I'm a supporter of capitalism, and I will freely admit this. The caveats I will insert are two:
1) A strong state is required to carry out these wars, colonization, and rape of resources/peoples. Capitalism, being an economic system, says nothing about what kind of state structures we should have, other than that they should be minimally involved in market regulation/business transactions. If we hold also to the small government model, with a non-expansionist, solely defensive military, that I support, we would not see this.
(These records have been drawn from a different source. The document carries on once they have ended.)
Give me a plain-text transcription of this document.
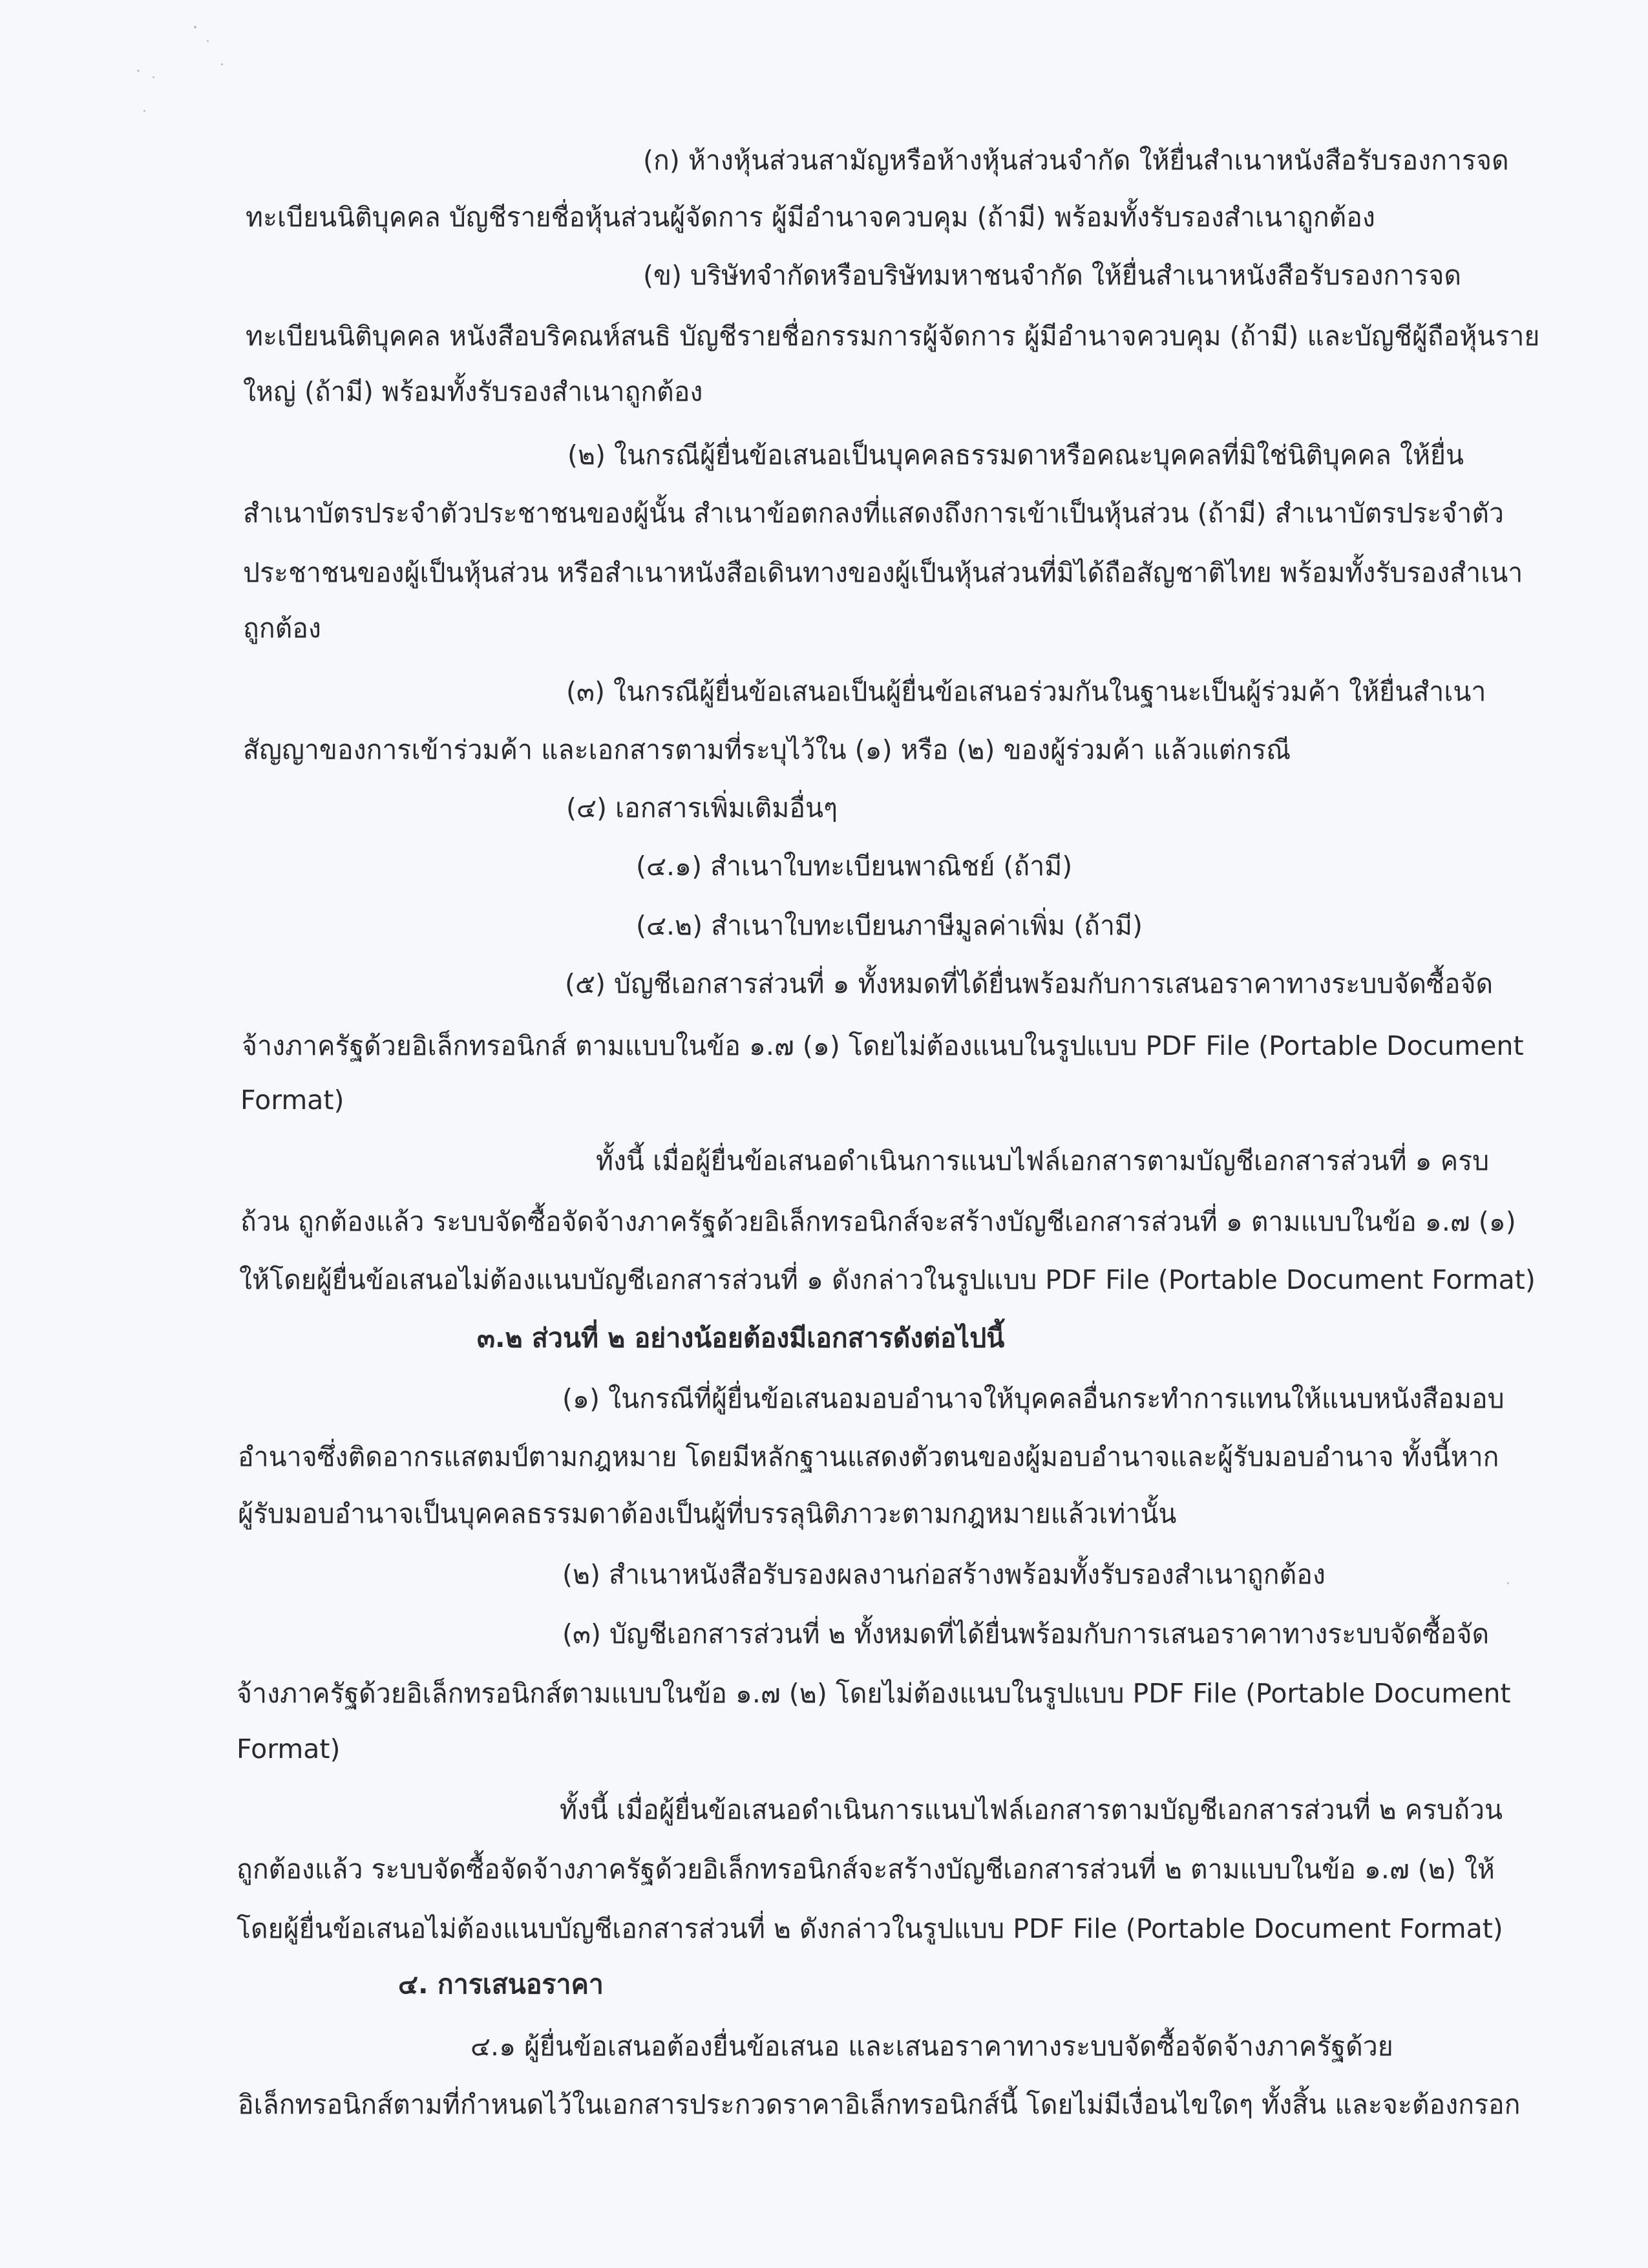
(ก) ห้างหุ้นส่วนสามัญหรือห้างหุ้นส่วนจำกัด ให้ยื่นสำเนาหนังสือรับรองการจด
ทะเบียนนิติบุคคล บัญชีรายชื่อหุ้นส่วนผู้จัดการ ผู้มีอำนาจควบคุม (ถ้ามี) พร้อมทั้งรับรองสำเนาถูกต้อง
(ข) บริษัทจำกัดหรือบริษัทมหาชนจำกัด ให้ยื่นสำเนาหนังสือรับรองการจด
ทะเบียนนิติบุคคล หนังสือบริคณห์สนธิ บัญชีรายชื่อกรรมการผู้จัดการ ผู้มีอำนาจควบคุม (ถ้ามี) และบัญชีผู้ถือหุ้นราย
ใหญ่ (ถ้ามี) พร้อมทั้งรับรองสำเนาถูกต้อง
(๒) ในกรณีผู้ยื่นข้อเสนอเป็นบุคคลธรรมดาหรือคณะบุคคลที่มิใช่นิติบุคคล ให้ยื่น
สำเนาบัตรประจำตัวประชาชนของผู้นั้น สำเนาข้อตกลงที่แสดงถึงการเข้าเป็นหุ้นส่วน (ถ้ามี) สำเนาบัตรประจำตัว
ประชาชนของผู้เป็นหุ้นส่วน หรือสำเนาหนังสือเดินทางของผู้เป็นหุ้นส่วนที่มิได้ถือสัญชาติไทย พร้อมทั้งรับรองสำเนา
ถูกต้อง
(๓) ในกรณีผู้ยื่นข้อเสนอเป็นผู้ยื่นข้อเสนอร่วมกันในฐานะเป็นผู้ร่วมค้า ให้ยื่นสำเนา
สัญญาของการเข้าร่วมค้า และเอกสารตามที่ระบุไว้ใน (๑) หรือ (๒) ของผู้ร่วมค้า แล้วแต่กรณี
(๔) เอกสารเพิ่มเติมอื่นๆ
(๔.๑) สำเนาใบทะเบียนพาณิชย์ (ถ้ามี)
(๔.๒) สำเนาใบทะเบียนภาษีมูลค่าเพิ่ม (ถ้ามี)
(๕) บัญชีเอกสารส่วนที่ ๑ ทั้งหมดที่ได้ยื่นพร้อมกับการเสนอราคาทางระบบจัดซื้อจัด
จ้างภาครัฐด้วยอิเล็กทรอนิกส์ ตามแบบในข้อ ๑.๗ (๑) โดยไม่ต้องแนบในรูปแบบ PDF File (Portable Document
Format)
ทั้งนี้ เมื่อผู้ยื่นข้อเสนอดำเนินการแนบไฟล์เอกสารตามบัญชีเอกสารส่วนที่ ๑ ครบ
ถ้วน ถูกต้องแล้ว ระบบจัดซื้อจัดจ้างภาครัฐด้วยอิเล็กทรอนิกส์จะสร้างบัญชีเอกสารส่วนที่ ๑ ตามแบบในข้อ ๑.๗ (๑)
ให้โดยผู้ยื่นข้อเสนอไม่ต้องแนบบัญชีเอกสารส่วนที่ ๑ ดังกล่าวในรูปแบบ PDF File (Portable Document Format)
๓.๒ ส่วนที่ ๒ อย่างน้อยต้องมีเอกสารดังต่อไปนี้
(๑) ในกรณีที่ผู้ยื่นข้อเสนอมอบอำนาจให้บุคคลอื่นกระทำการแทนให้แนบหนังสือมอบ
อำนาจซึ่งติดอากรแสตมป์ตามกฎหมาย โดยมีหลักฐานแสดงตัวตนของผู้มอบอำนาจและผู้รับมอบอำนาจ ทั้งนี้หาก
ผู้รับมอบอำนาจเป็นบุคคลธรรมดาต้องเป็นผู้ที่บรรลุนิติภาวะตามกฎหมายแล้วเท่านั้น
(๒) สำเนาหนังสือรับรองผลงานก่อสร้างพร้อมทั้งรับรองสำเนาถูกต้อง
(๓) บัญชีเอกสารส่วนที่ ๒ ทั้งหมดที่ได้ยื่นพร้อมกับการเสนอราคาทางระบบจัดซื้อจัด
จ้างภาครัฐด้วยอิเล็กทรอนิกส์ตามแบบในข้อ ๑.๗ (๒) โดยไม่ต้องแนบในรูปแบบ PDF File (Portable Document
Format)
ทั้งนี้ เมื่อผู้ยื่นข้อเสนอดำเนินการแนบไฟล์เอกสารตามบัญชีเอกสารส่วนที่ ๒ ครบถ้วน
ถูกต้องแล้ว ระบบจัดซื้อจัดจ้างภาครัฐด้วยอิเล็กทรอนิกส์จะสร้างบัญชีเอกสารส่วนที่ ๒ ตามแบบในข้อ ๑.๗ (๒) ให้
โดยผู้ยื่นข้อเสนอไม่ต้องแนบบัญชีเอกสารส่วนที่ ๒ ดังกล่าวในรูปแบบ PDF File (Portable Document Format)
๔. การเสนอราคา
๔.๑ ผู้ยื่นข้อเสนอต้องยื่นข้อเสนอ และเสนอราคาทางระบบจัดซื้อจัดจ้างภาครัฐด้วย
อิเล็กทรอนิกส์ตามที่กำหนดไว้ในเอกสารประกวดราคาอิเล็กทรอนิกส์นี้ โดยไม่มีเงื่อนไขใดๆ ทั้งสิ้น และจะต้องกรอก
2) Being part of the economic periphery, in which a country serves largely as a labor base and as the seat of key resources to be used by other countries, is simply part of the cycle that just about every country goes through before becoming first-world. Even the western world, which is so prosperous today, mostly started out on this periphery (outside of England, Holland, and France) once capitalism became the prevailing economic model in the western world. Today we can see India and China starting to shift in toward the economic core, and they will each be first-world nations, probably within a few decades.
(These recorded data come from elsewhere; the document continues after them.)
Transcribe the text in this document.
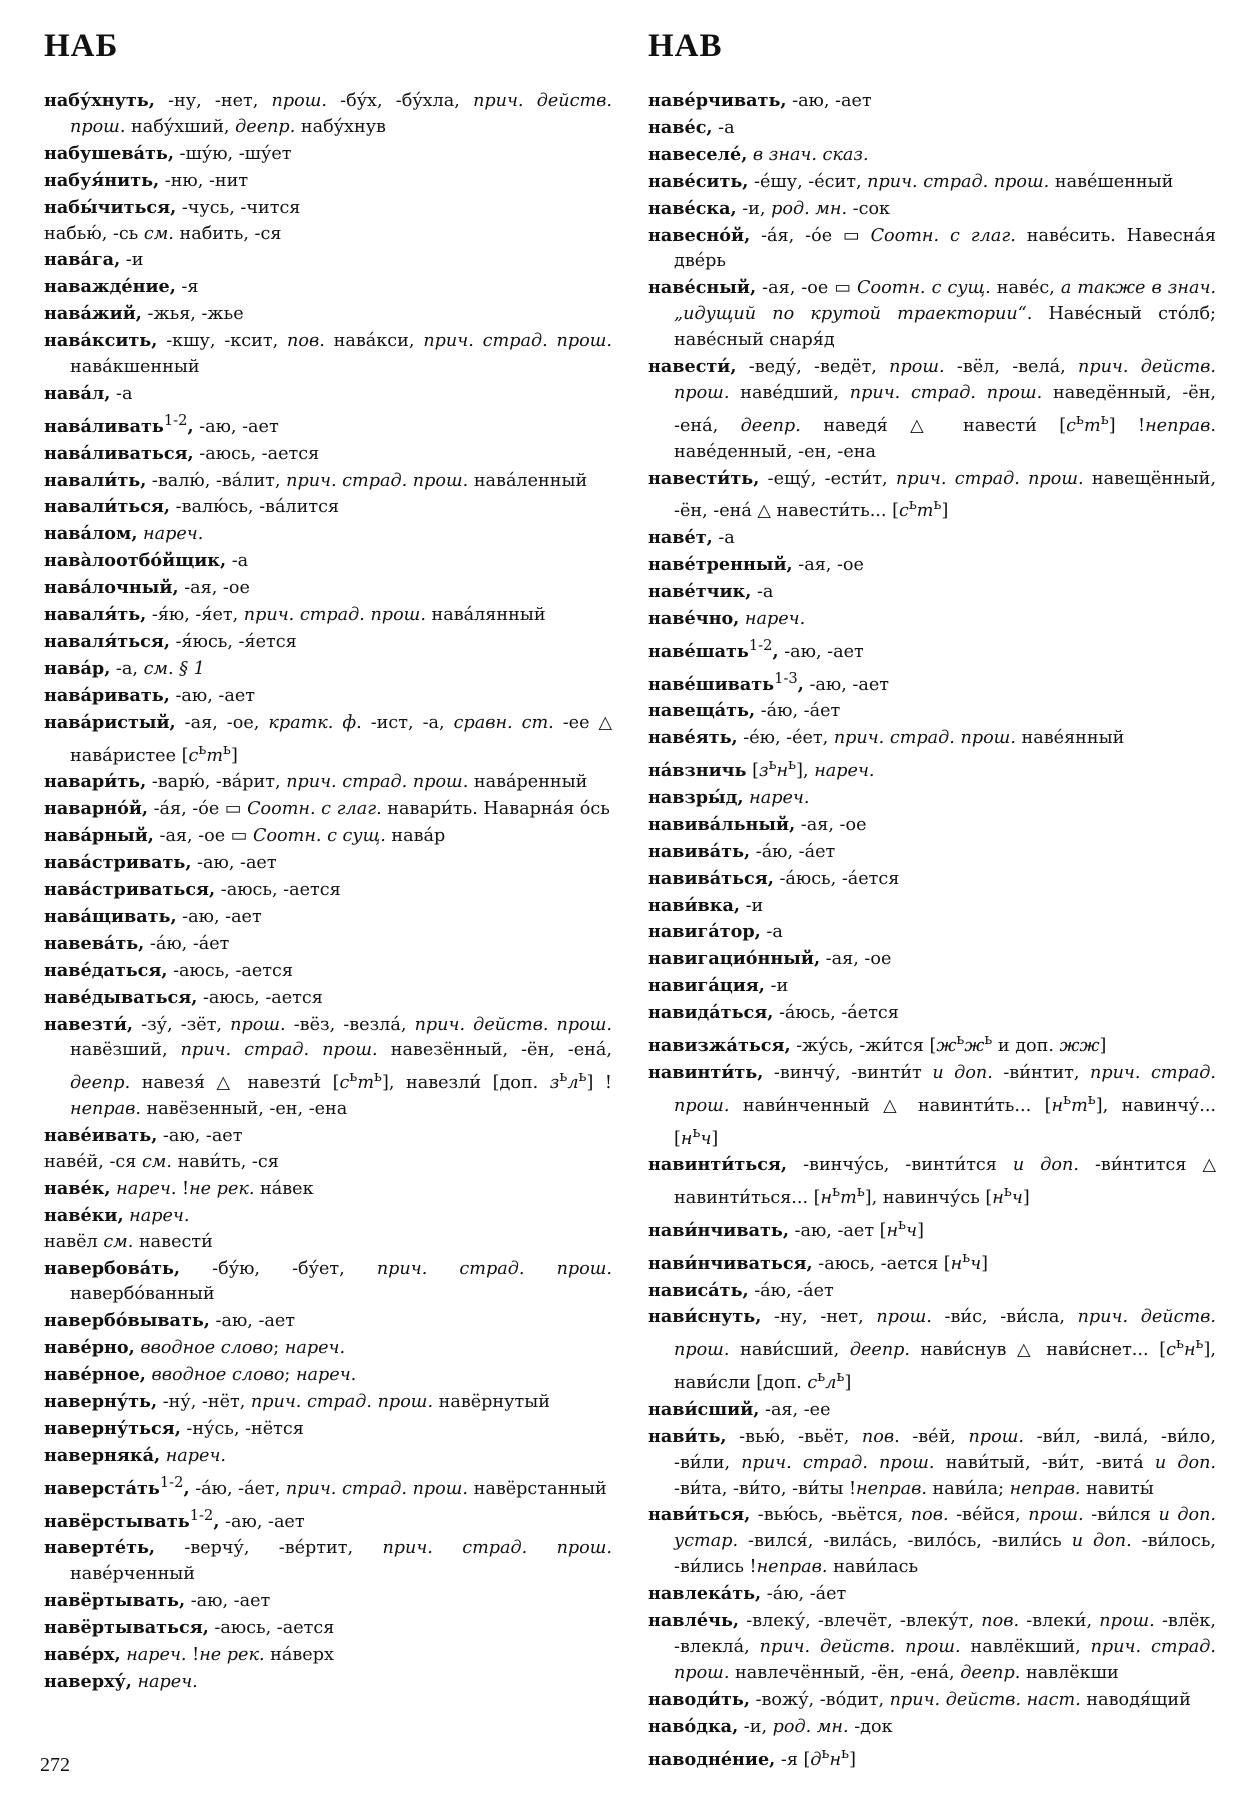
НАБ	НАВ

набу́хнуть, -ну, -нет, прош. -бу́х, -бу́хла, прич. действ. прош. набу́хший, деепр. набу́хнув

набушева́ть, -шу́ю, -шу́ет

набуя́нить, -ню, -нит

набы́читься, -чусь, -чится

набью́, -сь см. набить, -ся

нава́га, -и

наважде́ние, -я

нава́жий, -жья, -жье

нава́ксить, -кшу, -ксит, пов. нава́кси, прич. страд. прош. нава́кшенный

нава́л, -а

нава́ливать$^{1-2}$, -аю, -ает

нава́ливаться, -аюсь, -ается

навали́ть, -валю́, -ва́лит, прич. страд. прош. нава́ленный

навали́ться, -валю́сь, -ва́лится

нава́лом, нареч.

нава̀лоотбо́йщик, -а

нава́лочный, -ая, -ое

наваля́ть, -я́ю, -я́ет, прич. страд. прош. нава́лянный

наваля́ться, -я́юсь, -я́ется

нава́р, -а, см. § 1

нава́ривать, -аю, -ает

нава́ристый, -ая, -ое, кратк. ф. -ист, -а, сравн. ст. -ее △ нава́ристее $[с^ьт^ь]$

навари́ть, -варю́, -ва́рит, прич. страд. прош. нава́ренный

наварно́й, -а́я, -о́е ▭ Соотн. с глаг. навари́ть. Наварна́я о́сь

нава́рный, -ая, -ое ▭ Соотн. с сущ. нава́р

нава́стривать, -аю, -ает

нава́стриваться, -аюсь, -ается

нава́щивать, -аю, -ает

навева́ть, -а́ю, -а́ет

наве́даться, -аюсь, -ается

наве́дываться, -аюсь, -ается

навезти́, -зу́, -зёт, прош. -вёз, -везла́, прич. действ. прош. навёзший, прич. страд. прош. навезённый, -ён, -ена́, деепр. навезя́ △ навезти́ $[с^ьт^ь]$, навезли́ [доп. $з^ьл^ь$] !неправ. навёзенный, -ен, -ена

наве́ивать, -аю, -ает

наве́й, -ся см. нави́ть, -ся

наве́к, нареч. !не рек. на́век

наве́ки, нареч.

навёл см. навести́

навербова́ть, -бу́ю, -бу́ет, прич. страд. прош. навербо́ванный

навербо́вывать, -аю, -ает

наве́рно, вводное слово; нареч.

наве́рное, вводное слово; нареч.

наверну́ть, -ну́, -нёт, прич. страд. прош. навёрнутый

наверну́ться, -ну́сь, -нётся

наверняка́, нареч.

$наверста́ть^{1-2}$, -а́ю, -а́ет, прич. страд. прош. навёрстанный

навёрстывать$^{1-2}$, -аю, -ает

наверте́ть, -верчу́, -ве́ртит, прич. страд. прош. наве́рченный

навёртывать, -аю, -ает

навёртываться, -аюсь, -ается

наве́рх, нареч. !не рек. на́верх

наверху́, нареч.

наве́рчивать, -аю, -ает

наве́с, -а

навеселе́, в знач. сказ.

наве́сить, -е́шу, -е́сит, прич. страд. прош. наве́шенный

наве́ска, -и, род. мн. -сок

навесно́й, -а́я, -о́е ▭ Соотн. с глаг. наве́сить. Навесна́я две́рь

наве́сный, -ая, -ое ▭ Соотн. с сущ. наве́с, а также в знач. „идущий по крутой траектории“. Наве́сный сто́лб; наве́сный снаря́д

навести́, -веду́, -ведёт, прош. -вёл, -вела́, прич. действ. прош. наве́дший, прич. страд. прош. наведённый, -ён, -ена́, деепр. наведя́ △ навести́ $[с^ьт^ь]$ !неправ. наве́денный, -ен, -ена

навести́ть, -ещу́, -ести́т, прич. страд. прош. навещённый, -ён, -ена́ △ навести́ть... $[с^ьт^ь]$

наве́т, -а

наве́тренный, -ая, -ое

наве́тчик, -а

наве́чно, нареч.

наве́шать$^{1-2}$, -аю, -ает

наве́шивать$^{1-3}$, -аю, -ает

навеща́ть, -а́ю, -а́ет

наве́ять, -е́ю, -е́ет, прич. страд. прош. наве́янный

на́взничь $[з^ьн^ь]$, нареч.

навзры́д, нареч.

навива́льный, -ая, -ое

навива́ть, -а́ю, -а́ет

навива́ться, -а́юсь, -а́ется

нави́вка, -и

навига́тор, -а

навигацио́нный, -ая, -ое

навига́ция, -и

навида́ться, -а́юсь, -а́ется

навизжа́ться, -жу́сь, -жи́тся [$ж^ьж^ь$ и доп. жж]

навинти́ть, -винчу́, -винти́т и доп. -ви́нтит, прич. страд. прош. нави́нченный △ навинти́ть... $[н^ьт^ь]$, навинчу́... $[н^ьч]$

навинти́ться, -винчу́сь, -винти́тся и доп. -ви́нтится △ навинти́ться... $[н^ьт^ь]$, навинчу́сь $[н^ьч]$

нави́нчивать, -аю, -ает $[н^ьч]$

нави́нчиваться, -аюсь, -ается $[н^ьч]$

нависа́ть, -а́ю, -а́ет

нави́снуть, -ну, -нет, прош. -ви́с, -ви́сла, прич. действ. прош. нави́сший, деепр. нави́снув △ нави́снет... $[с^ьн^ь]$, нави́сли [доп. $с^ьл^ь$]

нави́сший, -ая, -ее

нави́ть, -вью́, -вьёт, пов. -ве́й, прош. -ви́л, -вила́, -ви́ло, -ви́ли, прич. страд. прош. нави́тый, -ви́т, -вита́ и доп. -ви́та, -ви́то, -ви́ты !неправ. нави́ла; неправ. навиты́

нави́ться, -вью́сь, -вьётся, пов. -ве́йся, прош. -ви́лся и доп. устар. -вился́, -вила́сь, -вило́сь, -вили́сь и доп. -ви́лось, -ви́лись !неправ. нави́лась

навлека́ть, -а́ю, -а́ет

навле́чь, -влеку́, -влечёт, -влеку́т, пов. -влеки́, прош. -влёк, -влекла́, прич. действ. прош. навлёкший, прич. страд. прош. навлечённый, -ён, -ена́, деепр. навлёкши

наводи́ть, -вожу́, -во́дит, прич. действ. наст. наводя́щий

наво́дка, -и, род. мн. -док

наводне́ние, -я $[д^ьн^ь]$

272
In addition to these two points, I just want to reiterate that war and exploitation are hardly hallmarks of capitalism. First, businesses do not go to war with each other. Second, nations/empires/kingdoms/what have you warred with each other and economically exploited each other well before the world ever saw any economic model even approaching modern-day capitalism. Removing capitalism isn't going to solve any problems in that arena. Removing overblown state structures that have the power to do these things, however, will.